Last year I had a realization after one of my shamanic journeys. It went like this: “I can either consciously treat people with love or I can treat them like crap.” But the Universe was telling me that I was now conscious enough to know that I am hurting them if I treat them like crap. And if I do consciously treat others like crap, I do have a chance to give a gift of love by offering a sincere apology. So the Universe was telling me that it was my choice, but from know on either choice was completely conscious.
One month later I had another realization. It went like this: “Treat people with love. No other choice.”
Now I have found that even though I am only to treat people with love, my upbringing has taught me ways of interacting with others which I think are loving, but are actually not so loving. So the Universe was telling me to always act with love, and if I run a pattern that is not loving, I am to immediately recognize to that and make a sincere apology which is an act of love.
This means I have to be in the moment, every moment when interacting with others (or myself) and watch the impact of my words and actions on others (or myself) to see if they are (I am) responding to me in an empowered way or a disempowered way. I have to take responsibility for this impact, not God, not Spirit not whatever, Me. The Universe is asking me to grow up and be an adult. I get it, too. If I stray my heart immediately tells me that something is amiss and I do my evaluation and apologize. It’s pretty simple and yet for most people it’s the hardest thing in the world.

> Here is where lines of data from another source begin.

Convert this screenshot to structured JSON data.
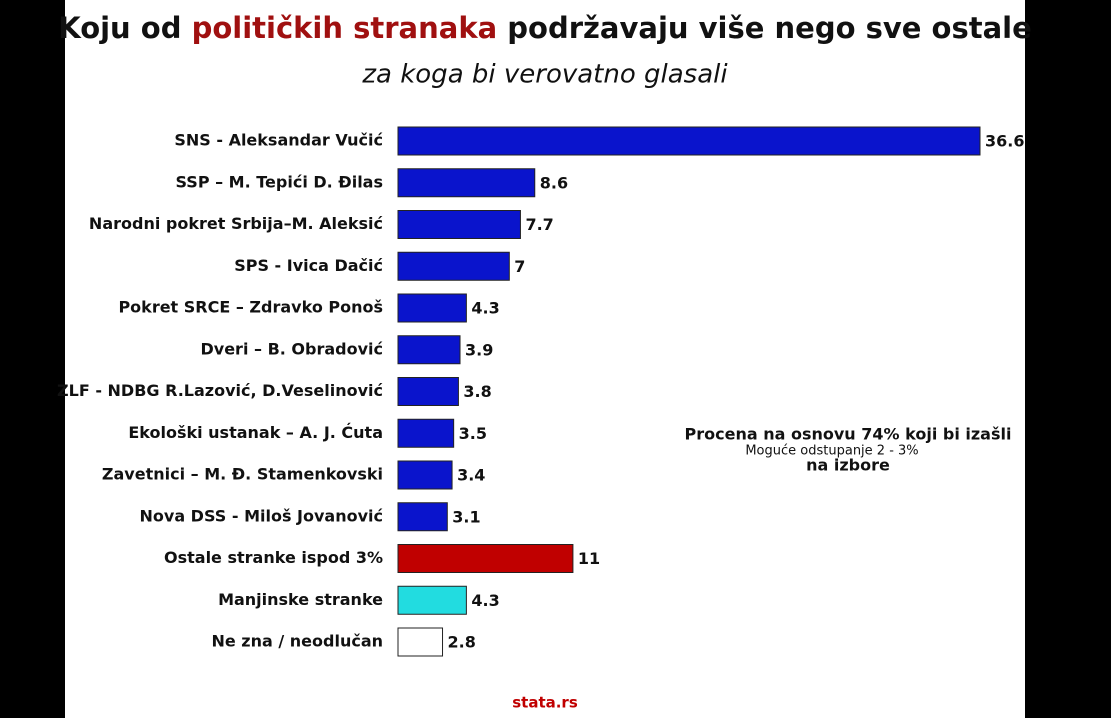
{
  "chart_data": {
    "type": "bar",
    "orientation": "horizontal",
    "title": [
      "Koju od ",
      "političkih stranaka",
      " podržavaju više nego sve ostale"
    ],
    "title_highlight_color": "#a01010",
    "subtitle": "za koga bi verovatno glasali",
    "categories": [
      "SNS - Aleksandar Vučić",
      "SSP – M. Tepići D. Đilas",
      "Narodni pokret Srbija–M. Aleksić",
      "SPS - Ivica Dačić",
      "Pokret SRCE – Zdravko Ponoš",
      "Dveri – B. Obradović",
      "ZLF - NDBG R.Lazović, D.Veselinović",
      "Ekološki ustanak – A. J. Ćuta",
      "Zavetnici – M. Đ. Stamenkovski",
      "Nova DSS - Miloš Jovanović",
      "Ostale stranke ispod 3%",
      "Manjinske stranke",
      "Ne zna / neodlučan"
    ],
    "values": [
      36.6,
      8.6,
      7.7,
      7,
      4.3,
      3.9,
      3.8,
      3.5,
      3.4,
      3.1,
      11,
      4.3,
      2.8
    ],
    "colors": [
      "#0a14cc",
      "#0a14cc",
      "#0a14cc",
      "#0a14cc",
      "#0a14cc",
      "#0a14cc",
      "#0a14cc",
      "#0a14cc",
      "#0a14cc",
      "#0a14cc",
      "#c00000",
      "#22dce0",
      "#ffffff"
    ],
    "annotation": [
      "Procena na osnovu 74% koji bi izašli",
      "na izbore"
    ],
    "annotation_small": "Moguće odstupanje 2 - 3%",
    "source": "stata.rs"
  }
}
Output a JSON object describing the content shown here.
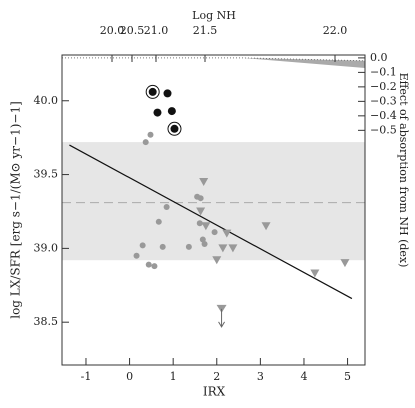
{
  "chart_data": {
    "type": "scatter",
    "xlabel": "IRX",
    "ylabel": "log LX/SFR [erg s−1/(M⊙ yr−1)−1]",
    "x2label": "Log NH",
    "y2label": "Effect of absorption from NH (dex)",
    "xlim": [
      -1.55,
      5.4
    ],
    "xticks": [
      -1,
      0,
      1,
      2,
      3,
      4,
      5
    ],
    "ylim": [
      38.21,
      40.31
    ],
    "yticks": [
      {
        "value": 40.0,
        "label": "40.0"
      },
      39.5,
      {
        "value": 39.0,
        "label": "39.0"
      },
      38.5
    ],
    "x2ticks": [
      {
        "value": 20.0,
        "label": "20.0"
      },
      20.5,
      {
        "value": 21.0,
        "label": "21.0"
      },
      21.5,
      {
        "value": 22.0,
        "label": "22.0"
      }
    ],
    "y2lim": [
      -2.12,
      0.02
    ],
    "y2ticks": [
      {
        "value": 0.0,
        "label": "0.0"
      },
      {
        "value": -0.1,
        "label": "−0.1"
      },
      {
        "value": -0.2,
        "label": "−0.2"
      },
      {
        "value": -0.3,
        "label": "−0.3"
      },
      {
        "value": -0.4,
        "label": "−0.4"
      },
      {
        "value": -0.5,
        "label": "−0.5"
      }
    ],
    "band": {
      "color": "#e6e6e6",
      "values": [
        38.92,
        39.72
      ]
    },
    "mean_line": {
      "color": "#aaaaaa",
      "value": 39.31
    },
    "fit": {
      "color": "#111111",
      "x": [
        -1.38,
        5.1
      ],
      "values": [
        39.7,
        38.66
      ]
    },
    "absorption": {
      "color": "#aaaaaa",
      "x": [
        -1.55,
        2.6,
        5.4
      ],
      "upper": [
        0,
        0,
        -0.02
      ],
      "lower": [
        0,
        0,
        -0.07
      ]
    },
    "series": [
      {
        "marker": "circle",
        "ringed": true,
        "color": "#111111",
        "x": [
          0.53,
          1.03
        ],
        "values": [
          40.06,
          39.81
        ]
      },
      {
        "marker": "circle",
        "color": "#111111",
        "x": [
          0.87,
          0.64,
          0.97
        ],
        "values": [
          40.05,
          39.92,
          39.93
        ]
      },
      {
        "marker": "circle",
        "color": "#999999",
        "x": [
          0.37,
          0.48,
          0.16,
          0.3,
          0.44,
          0.57,
          0.76,
          0.67,
          0.85,
          1.36,
          1.61,
          1.63,
          1.68,
          1.72,
          1.95,
          1.55
        ],
        "values": [
          39.72,
          39.77,
          38.95,
          39.02,
          38.89,
          38.88,
          39.01,
          39.18,
          39.28,
          39.01,
          39.17,
          39.34,
          39.06,
          39.03,
          39.11,
          39.35
        ]
      },
      {
        "marker": "triangle",
        "color": "#999999",
        "x": [
          1.7,
          1.63,
          1.75,
          2.0,
          2.14,
          2.23,
          2.37,
          3.13,
          4.25,
          4.94
        ],
        "values": [
          39.45,
          39.25,
          39.15,
          38.92,
          39.0,
          39.1,
          39.0,
          39.15,
          38.83,
          38.9
        ]
      },
      {
        "marker": "limit",
        "color": "#999999",
        "x": [
          2.11
        ],
        "values": [
          38.59
        ]
      }
    ]
  }
}
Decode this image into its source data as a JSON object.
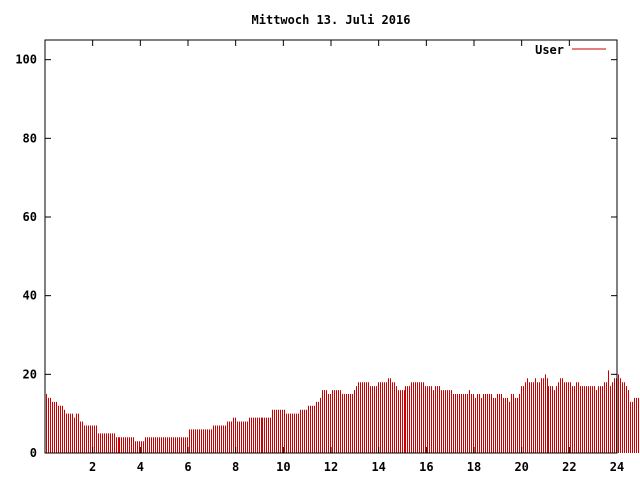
{
  "chart_data": {
    "type": "bar",
    "title": "Mittwoch 13. Juli 2016",
    "xlabel": "",
    "ylabel": "",
    "xlim": [
      0,
      24
    ],
    "ylim": [
      0,
      105
    ],
    "x_ticks": [
      2,
      4,
      6,
      8,
      10,
      12,
      14,
      16,
      18,
      20,
      22,
      24
    ],
    "y_ticks": [
      0,
      20,
      40,
      60,
      80,
      100
    ],
    "grid": false,
    "legend_position": "top-right",
    "color": "#cc0000",
    "series": [
      {
        "name": "User",
        "start_hour": 0,
        "interval_minutes": 5,
        "values": [
          15,
          14,
          14,
          13,
          13,
          13,
          12,
          12,
          12,
          11,
          10,
          10,
          10,
          10,
          9,
          10,
          10,
          8,
          8,
          7,
          7,
          7,
          7,
          7,
          7,
          7,
          5,
          5,
          5,
          5,
          5,
          5,
          5,
          5,
          5,
          4,
          4,
          4,
          4,
          4,
          4,
          4,
          4,
          4,
          4,
          3,
          3,
          3,
          3,
          3,
          4,
          4,
          4,
          4,
          4,
          4,
          4,
          4,
          4,
          4,
          4,
          4,
          4,
          4,
          4,
          4,
          4,
          4,
          4,
          4,
          4,
          4,
          6,
          6,
          6,
          6,
          6,
          6,
          6,
          6,
          6,
          6,
          6,
          6,
          7,
          7,
          7,
          7,
          7,
          7,
          7,
          8,
          8,
          8,
          9,
          9,
          8,
          8,
          8,
          8,
          8,
          8,
          9,
          9,
          9,
          9,
          9,
          9,
          9,
          9,
          9,
          9,
          9,
          9,
          11,
          11,
          11,
          11,
          11,
          11,
          11,
          10,
          10,
          10,
          10,
          10,
          10,
          10,
          11,
          11,
          11,
          11,
          12,
          12,
          12,
          12,
          13,
          13,
          14,
          16,
          16,
          16,
          15,
          15,
          16,
          16,
          16,
          16,
          16,
          15,
          15,
          15,
          15,
          15,
          15,
          16,
          17,
          18,
          18,
          18,
          18,
          18,
          18,
          17,
          17,
          17,
          17,
          18,
          18,
          18,
          18,
          18,
          19,
          19,
          18,
          18,
          17,
          16,
          16,
          16,
          16,
          17,
          17,
          17,
          18,
          18,
          18,
          18,
          18,
          18,
          18,
          17,
          17,
          17,
          17,
          16,
          17,
          17,
          17,
          16,
          16,
          16,
          16,
          16,
          16,
          15,
          15,
          15,
          15,
          15,
          15,
          15,
          15,
          16,
          15,
          15,
          14,
          15,
          15,
          14,
          15,
          15,
          15,
          15,
          15,
          14,
          14,
          15,
          15,
          15,
          14,
          14,
          14,
          13,
          15,
          15,
          14,
          14,
          15,
          17,
          17,
          18,
          19,
          18,
          18,
          18,
          19,
          18,
          18,
          19,
          19,
          20,
          19,
          17,
          17,
          17,
          16,
          17,
          18,
          19,
          19,
          18,
          18,
          18,
          18,
          17,
          17,
          18,
          18,
          17,
          17,
          17,
          17,
          17,
          17,
          17,
          17,
          16,
          17,
          17,
          17,
          18,
          18,
          21,
          17,
          18,
          19,
          19,
          20,
          19,
          18,
          18,
          17,
          16,
          13,
          13,
          14,
          14,
          14,
          14,
          14,
          14
        ]
      }
    ]
  }
}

Why? Because to apologize in our culture is seen as a sign of weakness, that we are bad, not good enough, flawed, less than, when in actuality the ability to sincerely apologize takes tremendous courage, strenght and vulnerability. It puts you front and center for evaluation from others which is pretty scary. What if they don’t like us anymore? It doesn’t matter. Being true to your heart and your self is all that matters. Be brave. Be loving. And if you can’t be loving, apologize. Humble pie never taste so good.